Marie-Eve Thérenty : C’est en fait une question assez personnelle, qui implique de dévoiler un peu de mon intimité familiale. Dans mon enfance et mon adolescence, ma mère, effrayée par ma boulimie de lecture, avait souhaité limiter cette activité. Mais, curieusement, elle ne me limitait pas en temps mais elle n’autorisait qu’un livre par jour. Cette contrainte a abouti à me faire sélectionner les livres à la bibliothèque en fonction de leur épaisseur et non véritablement de leur contenu. J’ai donc avalé, à la file, toute la Comédie humaine, les Rougon-Macquart, la Recherche et aussi une édition rouge complète des romans de Sand, ce qui a abouti à me  faire considérer toutes ces œuvres pendant longtemps comme une sorte de continuum monstrueux. J’ai eu une « illumination rétrospective » inverse de celle du narrateur dans La Prisonnière lorsqu’il a fallu non pas unifier mais séparer ce qui était confondu dans mon esprit. Je ne suis pas sûre d’y être entièrement parvenue aujourd’hui.

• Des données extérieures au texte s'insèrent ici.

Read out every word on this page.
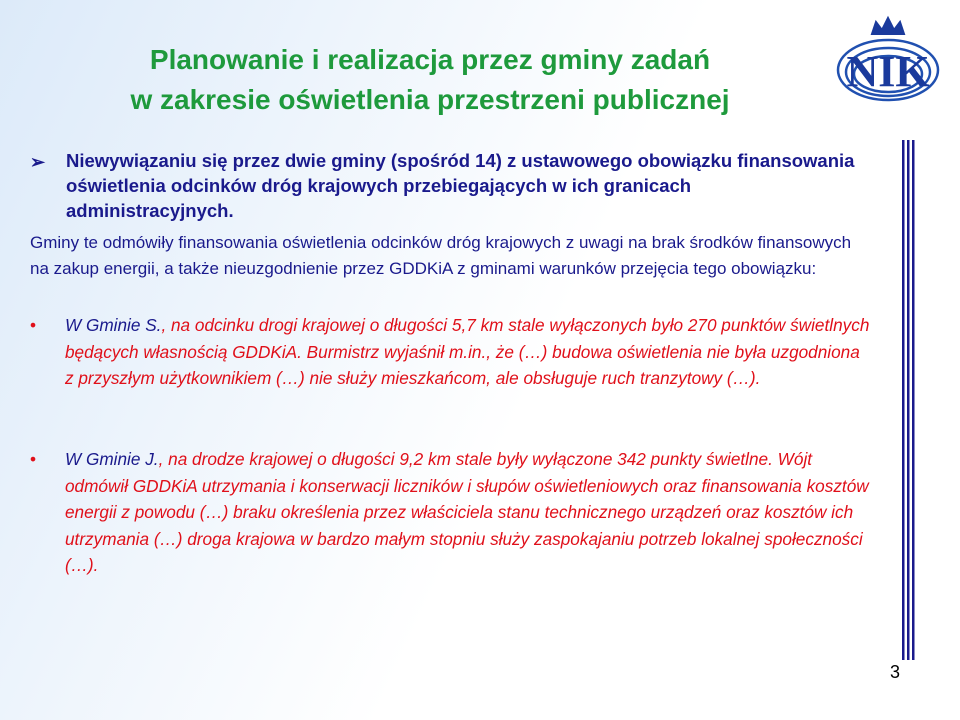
Planowanie i realizacja przez gminy zadań
w zakresie oświetlenia przestrzeni publicznej
NIK
➢ Niewywiązaniu się przez dwie gminy (spośród 14) z ustawowego obowiązku finansowania oświetlenia odcinków dróg krajowych przebiegających w ich granicach administracyjnych.
Gminy te odmówiły finansowania oświetlenia odcinków dróg krajowych z uwagi na brak środków finansowych na zakup energii, a także nieuzgodnienie przez GDDKiA z gminami warunków przejęcia tego obowiązku:
• W Gminie S., na odcinku drogi krajowej o długości 5,7 km stale wyłączonych było 270 punktów świetlnych będących własnością GDDKiA. Burmistrz wyjaśnił m.in., że (…) budowa oświetlenia nie była uzgodniona z przyszłym użytkownikiem (…) nie służy mieszkańcom, ale obsługuje ruch tranzytowy (…).
• W Gminie J., na drodze krajowej o długości 9,2 km stale były wyłączone 342 punkty świetlne. Wójt odmówił GDDKiA utrzymania i konserwacji liczników i słupów oświetleniowych oraz finansowania kosztów energii z powodu (…) braku określenia przez właściciela stanu technicznego urządzeń oraz kosztów ich utrzymania (…) droga krajowa w bardzo małym stopniu służy zaspokajaniu potrzeb lokalnej społeczności (…).
3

« Tout le monde, une fois au moins dans sa vie, aura eu sa page, son discours, son prospectus, son toast, sera auteur » écrit Sainte-Beuve dans « De la littérature industrielle ». Au fond, Warhol ne fera que mettre à jour cette affirmation, plus d’un siècle plus tard, avec son fameux « quart d’heure de célébrité » ?
La formule de Warhol radicalise celle de Sainte-Beuve, car on passe de la notoriété d’auteur à la célébrité sans qualité ; dans les deux cas, et à plus d’un siècle de distance, on décèle un double jeu subtil avec les contraintes propres à la civilisation médiatique. Sainte-Beuve dénonce la démocratisation de la notoriété comme il fustige la « littérature industrielle » — tout en pratiquant à haute dose l’écriture journalistique, surtout quand cela renforce sa candidature à l’Académie française. Warhol dénonce de façon très lucrative la production d’objets en série, tout en se prêtant volontiers, sur commande, aux portraits des plus grands capitaines d’industrie, tel le patron de Fiat, Gianni Agnelli.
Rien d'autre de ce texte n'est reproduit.